Direktur Utama Perum Bulog, Ahmad Rizal Ramdhani, mengatakan realisasi ekspor masih bergantung pada permintaan pembeli di Malaysia serta proses perizinan dari pemerintah negara tujuan.

Menurut Ahmad, nota kesepahaman (MoU) antara Bulog dan pihak Malaysia belum serta-merta membuat pengiriman dalam jumlah besar bisa dilakukan. Masih terdapat sejumlah tahapan administratif yang harus diselesaikan.

"Kita menunggu permintaan. Jadi, kita tidak bisa mendorong maksimal, karena kita harus menunggu permintaan.Jadi enggak mungkin langsung 1.000, kapalnya enggak muat," kata Ahmad dikutip, Sabtu, 15 Agustus 2026.

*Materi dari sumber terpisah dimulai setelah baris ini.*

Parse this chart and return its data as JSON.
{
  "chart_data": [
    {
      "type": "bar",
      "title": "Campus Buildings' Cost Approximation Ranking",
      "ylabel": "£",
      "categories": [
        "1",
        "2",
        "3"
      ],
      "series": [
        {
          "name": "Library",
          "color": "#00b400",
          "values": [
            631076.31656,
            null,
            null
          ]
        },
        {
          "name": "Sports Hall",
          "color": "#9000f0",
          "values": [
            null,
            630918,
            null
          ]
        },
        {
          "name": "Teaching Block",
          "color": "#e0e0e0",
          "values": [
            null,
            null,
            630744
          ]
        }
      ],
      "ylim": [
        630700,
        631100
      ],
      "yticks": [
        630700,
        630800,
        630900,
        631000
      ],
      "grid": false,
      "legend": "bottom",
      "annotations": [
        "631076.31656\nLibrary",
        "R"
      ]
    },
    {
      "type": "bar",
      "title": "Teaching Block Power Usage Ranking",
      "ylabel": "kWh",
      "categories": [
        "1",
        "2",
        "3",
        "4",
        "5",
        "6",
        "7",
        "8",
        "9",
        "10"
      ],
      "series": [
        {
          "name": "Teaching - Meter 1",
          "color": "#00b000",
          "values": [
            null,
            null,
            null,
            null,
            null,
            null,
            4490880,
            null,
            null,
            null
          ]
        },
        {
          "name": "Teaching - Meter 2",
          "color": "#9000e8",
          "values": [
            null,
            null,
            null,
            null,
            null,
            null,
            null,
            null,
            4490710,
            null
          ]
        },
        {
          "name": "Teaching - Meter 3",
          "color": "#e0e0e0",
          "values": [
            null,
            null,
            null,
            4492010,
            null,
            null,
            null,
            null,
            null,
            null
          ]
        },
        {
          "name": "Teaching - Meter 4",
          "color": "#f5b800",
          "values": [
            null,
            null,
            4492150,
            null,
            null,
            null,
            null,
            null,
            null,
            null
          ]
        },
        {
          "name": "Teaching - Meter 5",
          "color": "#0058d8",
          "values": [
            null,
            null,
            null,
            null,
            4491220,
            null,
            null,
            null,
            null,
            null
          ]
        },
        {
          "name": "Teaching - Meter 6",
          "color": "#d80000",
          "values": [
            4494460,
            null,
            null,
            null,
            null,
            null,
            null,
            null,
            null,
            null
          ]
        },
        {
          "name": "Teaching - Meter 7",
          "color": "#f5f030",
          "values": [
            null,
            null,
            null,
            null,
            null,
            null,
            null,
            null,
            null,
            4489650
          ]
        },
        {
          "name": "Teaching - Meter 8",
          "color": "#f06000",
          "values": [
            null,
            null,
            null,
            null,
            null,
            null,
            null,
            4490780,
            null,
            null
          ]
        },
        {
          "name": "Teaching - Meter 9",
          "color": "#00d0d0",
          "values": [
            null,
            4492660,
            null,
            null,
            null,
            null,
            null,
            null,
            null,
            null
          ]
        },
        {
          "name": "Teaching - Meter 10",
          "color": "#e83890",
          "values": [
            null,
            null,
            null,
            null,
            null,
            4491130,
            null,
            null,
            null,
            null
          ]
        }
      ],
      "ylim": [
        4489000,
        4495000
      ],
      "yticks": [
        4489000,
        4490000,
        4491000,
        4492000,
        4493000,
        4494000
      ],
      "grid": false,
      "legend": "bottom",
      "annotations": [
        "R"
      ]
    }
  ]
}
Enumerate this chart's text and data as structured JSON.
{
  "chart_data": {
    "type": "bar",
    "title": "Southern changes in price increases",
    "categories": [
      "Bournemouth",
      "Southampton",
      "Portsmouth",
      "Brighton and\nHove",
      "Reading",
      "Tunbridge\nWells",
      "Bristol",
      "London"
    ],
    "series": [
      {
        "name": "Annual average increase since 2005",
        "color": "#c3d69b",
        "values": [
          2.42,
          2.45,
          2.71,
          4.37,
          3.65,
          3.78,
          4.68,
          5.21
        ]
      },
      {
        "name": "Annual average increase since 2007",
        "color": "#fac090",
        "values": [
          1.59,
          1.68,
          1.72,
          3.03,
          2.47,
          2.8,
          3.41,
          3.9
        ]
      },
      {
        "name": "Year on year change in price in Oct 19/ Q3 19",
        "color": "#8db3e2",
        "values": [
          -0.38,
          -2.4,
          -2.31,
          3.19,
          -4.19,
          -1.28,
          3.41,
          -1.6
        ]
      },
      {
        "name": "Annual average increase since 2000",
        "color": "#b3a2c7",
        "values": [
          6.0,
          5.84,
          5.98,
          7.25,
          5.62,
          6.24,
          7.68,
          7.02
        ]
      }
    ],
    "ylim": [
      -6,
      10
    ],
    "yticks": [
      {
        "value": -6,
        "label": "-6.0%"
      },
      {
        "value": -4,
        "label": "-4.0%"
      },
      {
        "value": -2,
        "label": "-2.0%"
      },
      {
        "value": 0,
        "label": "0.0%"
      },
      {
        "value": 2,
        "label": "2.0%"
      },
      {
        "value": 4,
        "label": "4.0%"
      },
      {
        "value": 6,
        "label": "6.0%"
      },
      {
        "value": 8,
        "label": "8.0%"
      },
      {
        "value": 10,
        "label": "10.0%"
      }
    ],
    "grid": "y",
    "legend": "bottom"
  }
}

Bulog Tunggu Permit Malaysia

Ahmad menjelaskan, Bulog masih menantikan kepastian izin atau permit dari pemerintah Malaysia, termasuk Kementerian Pertanian Malaysia dan Bernas yang menjalankan fungsi serupa dengan Bulog di Indonesia.

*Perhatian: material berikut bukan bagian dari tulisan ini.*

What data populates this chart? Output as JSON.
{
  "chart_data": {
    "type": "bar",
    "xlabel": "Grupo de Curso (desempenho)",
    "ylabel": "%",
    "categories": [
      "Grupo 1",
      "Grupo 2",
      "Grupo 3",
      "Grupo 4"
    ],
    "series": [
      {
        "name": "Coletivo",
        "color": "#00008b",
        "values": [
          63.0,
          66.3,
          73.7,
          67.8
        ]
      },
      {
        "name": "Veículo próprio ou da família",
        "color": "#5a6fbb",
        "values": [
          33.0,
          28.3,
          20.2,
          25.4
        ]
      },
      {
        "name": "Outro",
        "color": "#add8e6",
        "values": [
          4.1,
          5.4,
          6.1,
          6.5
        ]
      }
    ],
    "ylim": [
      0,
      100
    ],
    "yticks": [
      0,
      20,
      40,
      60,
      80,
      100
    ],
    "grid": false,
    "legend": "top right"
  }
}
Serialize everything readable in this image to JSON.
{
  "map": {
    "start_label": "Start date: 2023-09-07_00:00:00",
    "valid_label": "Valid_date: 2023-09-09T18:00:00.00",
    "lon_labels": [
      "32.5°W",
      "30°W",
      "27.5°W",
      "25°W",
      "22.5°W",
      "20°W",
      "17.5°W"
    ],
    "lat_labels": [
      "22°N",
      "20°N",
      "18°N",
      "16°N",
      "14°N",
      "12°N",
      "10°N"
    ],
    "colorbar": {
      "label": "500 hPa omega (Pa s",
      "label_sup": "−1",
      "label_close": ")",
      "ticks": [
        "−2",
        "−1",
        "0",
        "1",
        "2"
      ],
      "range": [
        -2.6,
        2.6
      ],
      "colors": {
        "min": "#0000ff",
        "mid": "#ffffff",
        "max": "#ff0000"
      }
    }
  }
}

Untuk tahap awal, sebagian beras akan dikirim melalui jalur darat. Sekitar lima kontainer direncanakan berangkat dari Entikong. Sementara itu, sekitar 950 ton lainnya akan dikirim melalui Pelabuhan Tanjung Priok menuju Pelabuhan Kuching, Malaysia.

"Kayak sampai dengan saat ini kan kita juga nanti menunggu kepastian permit izin dari pemerintah Malaysia yaitu dari Kementerian Pertanian Malaysia maupun dari Bernas-nya BULOG, atau BULOG-nya Malaysia itu namanya Bernas," tuturnya.

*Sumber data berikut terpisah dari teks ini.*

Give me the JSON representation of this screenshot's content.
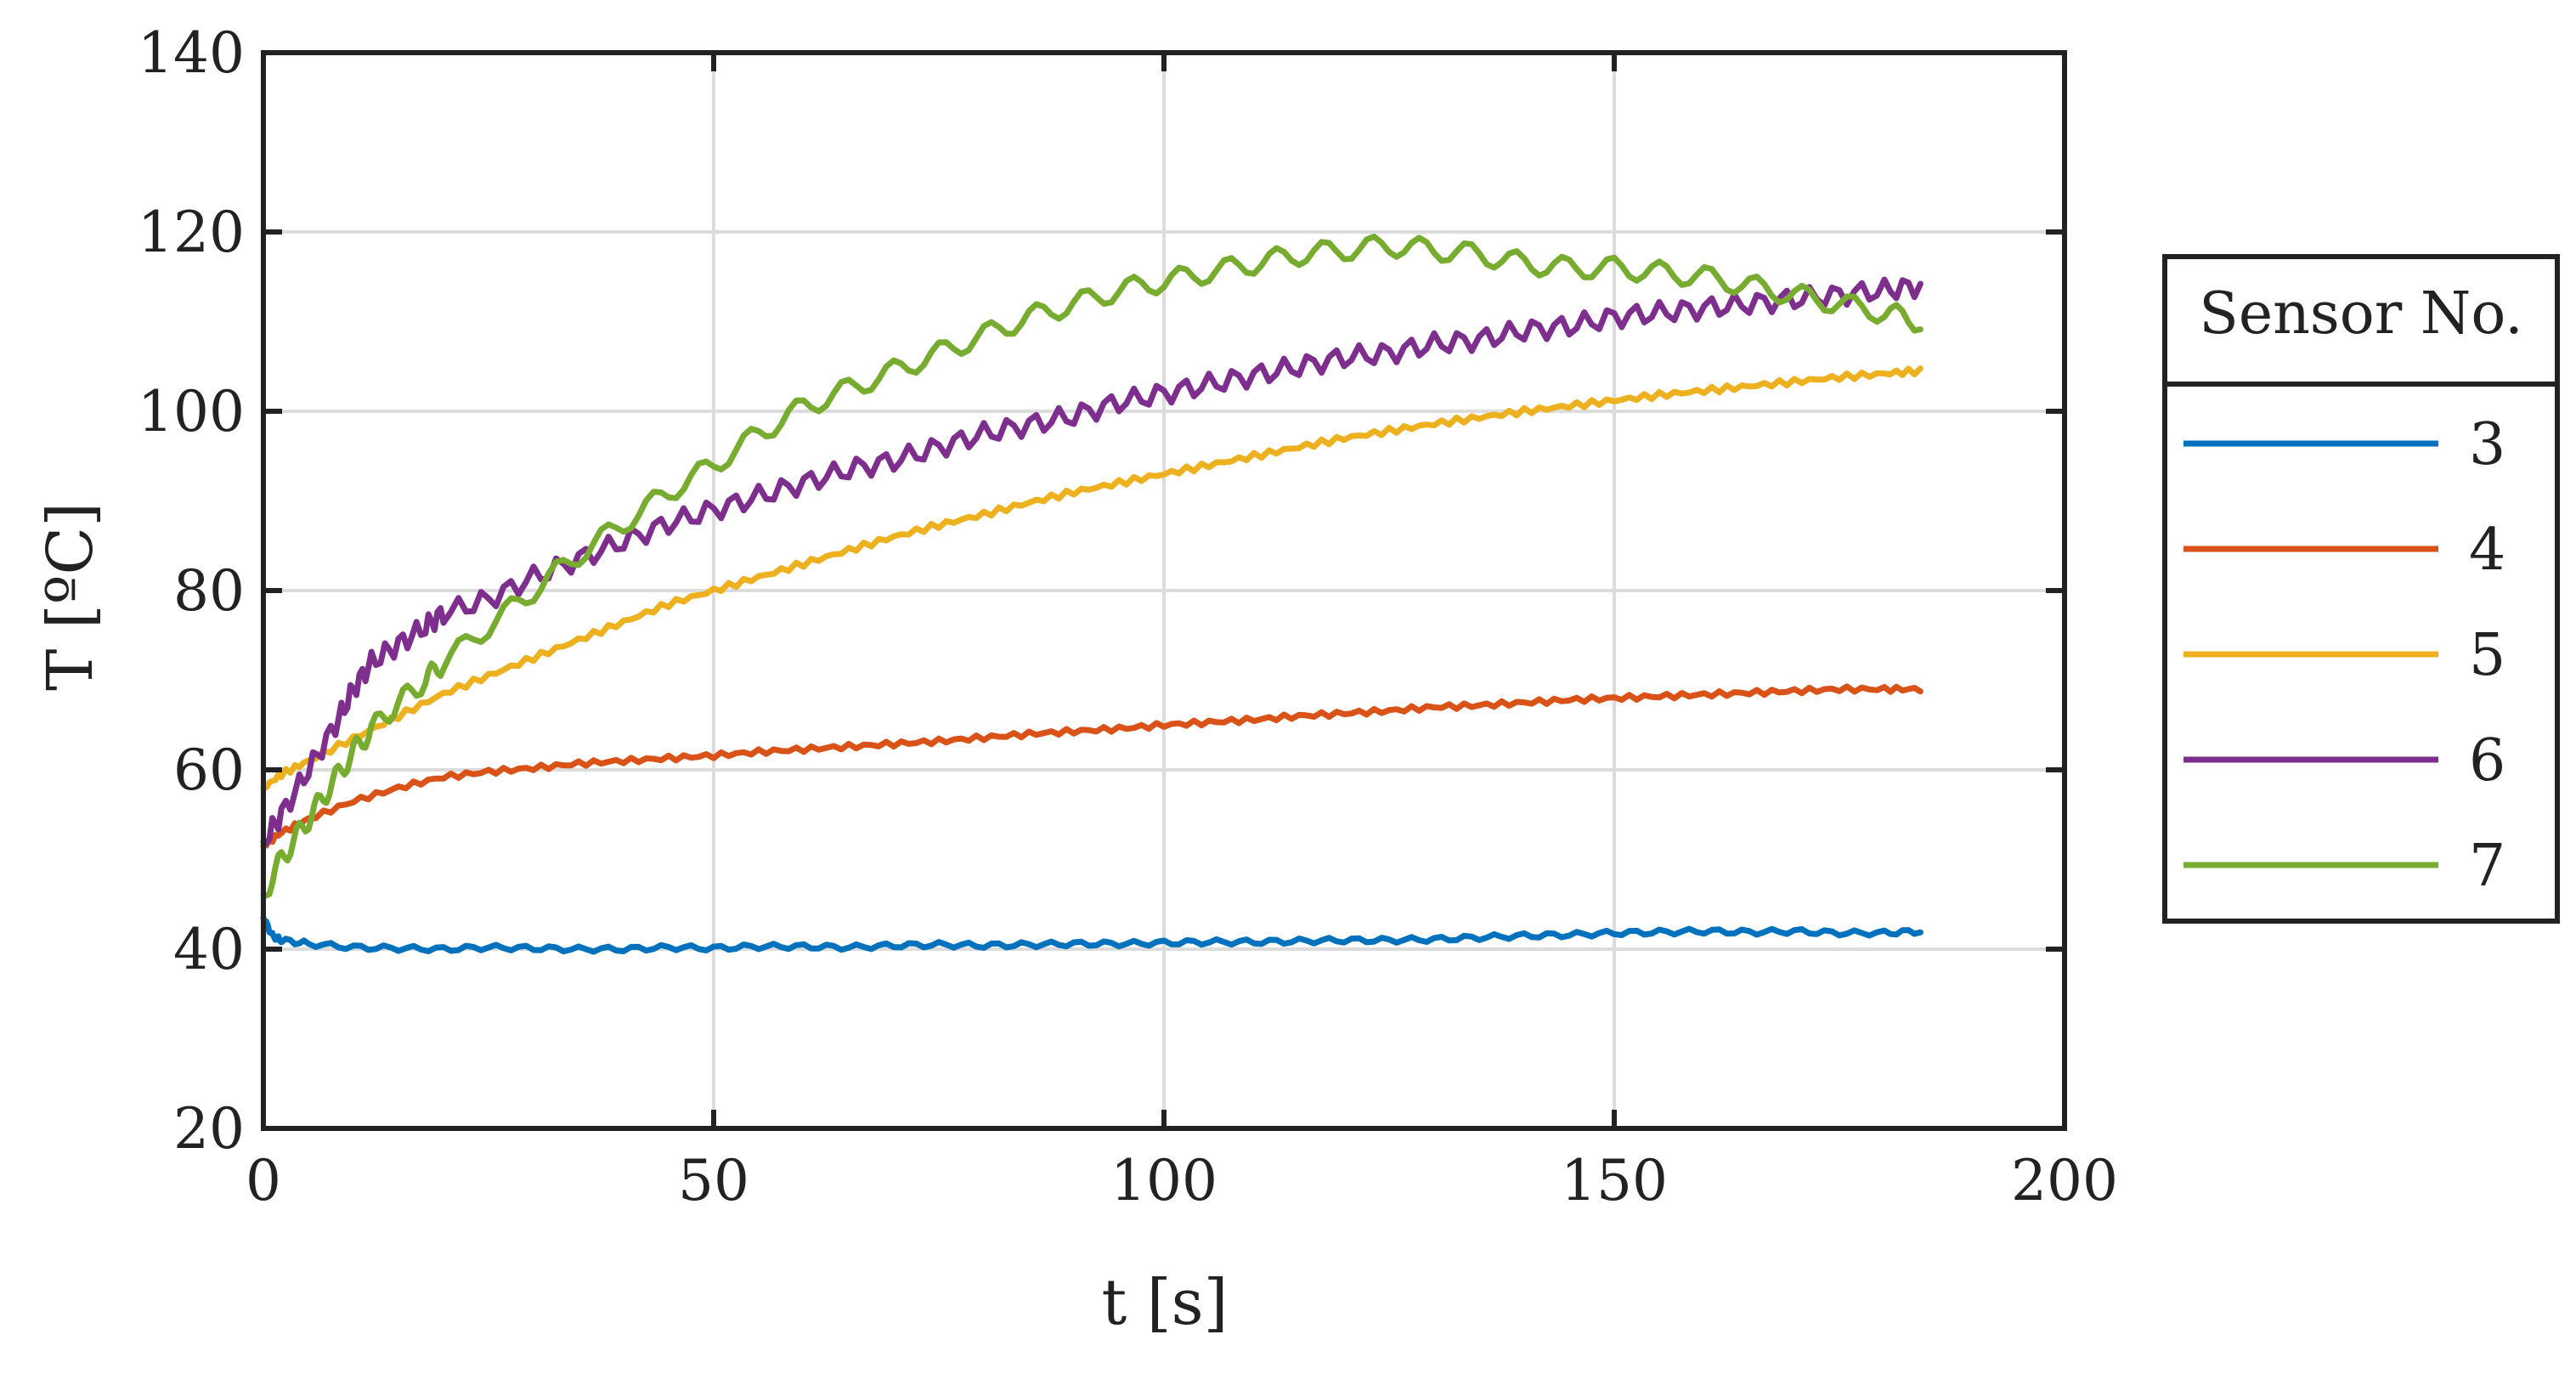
{
  "chart_data": {
    "type": "line",
    "xlabel": "t [s]",
    "ylabel": "T [ºC]",
    "xlim": [
      0,
      200
    ],
    "ylim": [
      20,
      140
    ],
    "xticks": [
      0,
      50,
      100,
      150,
      200
    ],
    "yticks": [
      20,
      40,
      60,
      80,
      100,
      120,
      140
    ],
    "grid": true,
    "legend": {
      "title": "Sensor No.",
      "placement": "outside-right"
    },
    "series": [
      {
        "name": "3",
        "color": "#0072BD",
        "x": [
          0,
          1,
          2,
          5,
          10,
          15,
          20,
          25,
          30,
          35,
          40,
          45,
          50,
          55,
          60,
          65,
          70,
          75,
          80,
          85,
          90,
          95,
          100,
          105,
          110,
          115,
          120,
          125,
          130,
          135,
          140,
          145,
          150,
          155,
          160,
          165,
          170,
          175,
          180,
          184
        ],
        "y": [
          43.5,
          41.5,
          41,
          40.6,
          40.2,
          40.1,
          40,
          40.2,
          40.1,
          40,
          40,
          40.2,
          40.1,
          40.3,
          40.3,
          40.2,
          40.4,
          40.5,
          40.4,
          40.5,
          40.6,
          40.6,
          40.7,
          40.8,
          40.8,
          40.9,
          41,
          41,
          41.1,
          41.3,
          41.5,
          41.6,
          41.8,
          41.9,
          42,
          41.9,
          42,
          41.8,
          41.8,
          42
        ]
      },
      {
        "name": "4",
        "color": "#D95319",
        "x": [
          0,
          2,
          5,
          10,
          15,
          20,
          25,
          30,
          35,
          40,
          45,
          50,
          55,
          60,
          65,
          70,
          75,
          80,
          85,
          90,
          95,
          100,
          105,
          110,
          115,
          120,
          125,
          130,
          135,
          140,
          145,
          150,
          155,
          160,
          165,
          170,
          175,
          180,
          184
        ],
        "y": [
          51.5,
          53,
          54.5,
          56.5,
          58,
          59.2,
          59.8,
          60.2,
          60.7,
          61,
          61.3,
          61.6,
          62,
          62.3,
          62.6,
          62.9,
          63.2,
          63.6,
          64,
          64.3,
          64.6,
          65,
          65.3,
          65.6,
          66,
          66.3,
          66.6,
          67,
          67.2,
          67.5,
          67.8,
          68,
          68.2,
          68.4,
          68.6,
          68.8,
          69,
          69,
          69
        ]
      },
      {
        "name": "5",
        "color": "#EDB120",
        "x": [
          0,
          2,
          5,
          10,
          15,
          20,
          25,
          30,
          35,
          40,
          45,
          50,
          55,
          60,
          65,
          70,
          75,
          80,
          85,
          90,
          95,
          100,
          105,
          110,
          115,
          120,
          125,
          130,
          135,
          140,
          145,
          150,
          155,
          160,
          165,
          170,
          175,
          180,
          184
        ],
        "y": [
          58,
          59.5,
          61,
          63.5,
          66,
          68.5,
          70.5,
          72.5,
          74.5,
          76.5,
          78.5,
          80,
          81.5,
          83,
          84.5,
          86,
          87.3,
          88.5,
          89.8,
          91,
          92,
          93,
          94,
          95,
          96,
          97,
          97.8,
          98.6,
          99.3,
          100,
          100.6,
          101.2,
          101.8,
          102.3,
          102.8,
          103.3,
          103.8,
          104.2,
          104.5
        ]
      },
      {
        "name": "6",
        "color": "#7E2F8E",
        "x": [
          0,
          2,
          5,
          8,
          10,
          12,
          15,
          18,
          20,
          25,
          30,
          35,
          40,
          45,
          50,
          55,
          60,
          65,
          70,
          75,
          80,
          85,
          90,
          95,
          100,
          105,
          110,
          115,
          120,
          125,
          130,
          135,
          140,
          145,
          150,
          155,
          160,
          165,
          170,
          175,
          180,
          184
        ],
        "y": [
          52,
          55,
          60,
          65,
          69,
          72,
          74,
          76,
          77.5,
          79,
          81.5,
          83.5,
          85.5,
          87.5,
          89,
          90.5,
          92,
          93.5,
          94.5,
          96,
          97.5,
          98.5,
          99.5,
          101,
          102,
          103,
          104,
          105,
          106,
          106.5,
          107.5,
          108,
          109,
          109.5,
          110.5,
          111,
          111.5,
          112,
          112.5,
          113,
          113.5,
          114
        ]
      },
      {
        "name": "7",
        "color": "#77AC30",
        "x": [
          0,
          2,
          4,
          6,
          8,
          10,
          12,
          15,
          18,
          20,
          25,
          30,
          35,
          40,
          45,
          50,
          55,
          60,
          65,
          70,
          75,
          80,
          85,
          90,
          95,
          100,
          105,
          110,
          115,
          120,
          125,
          130,
          135,
          140,
          145,
          150,
          155,
          160,
          165,
          170,
          175,
          180,
          184
        ],
        "y": [
          46,
          50,
          53,
          56,
          59,
          62,
          64.5,
          67.5,
          70,
          72,
          76,
          80,
          84,
          87.5,
          91,
          94,
          97.5,
          100.5,
          102.5,
          104.5,
          106.5,
          108.5,
          110.5,
          112,
          113.5,
          114.5,
          115.5,
          116.5,
          117.5,
          118,
          118.5,
          118,
          117.5,
          116.5,
          116,
          116,
          115.5,
          115,
          114,
          113,
          112,
          111,
          110
        ]
      }
    ]
  }
}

Jika seluruh potensi kebutuhan Sarawak sebesar 200.000 ton terealisasi, nilai transaksi perdagangan beras tersebut diperkirakan mencapai sekitar Rp3,39 triliun.

Meski demikian, Bulog belum memastikan seluruh potensi volume tersebut dapat dikirim selama 2026. Realisasi ekspor akan mengikuti permintaan dari Malaysia serta ketentuan perizinan yang berlaku.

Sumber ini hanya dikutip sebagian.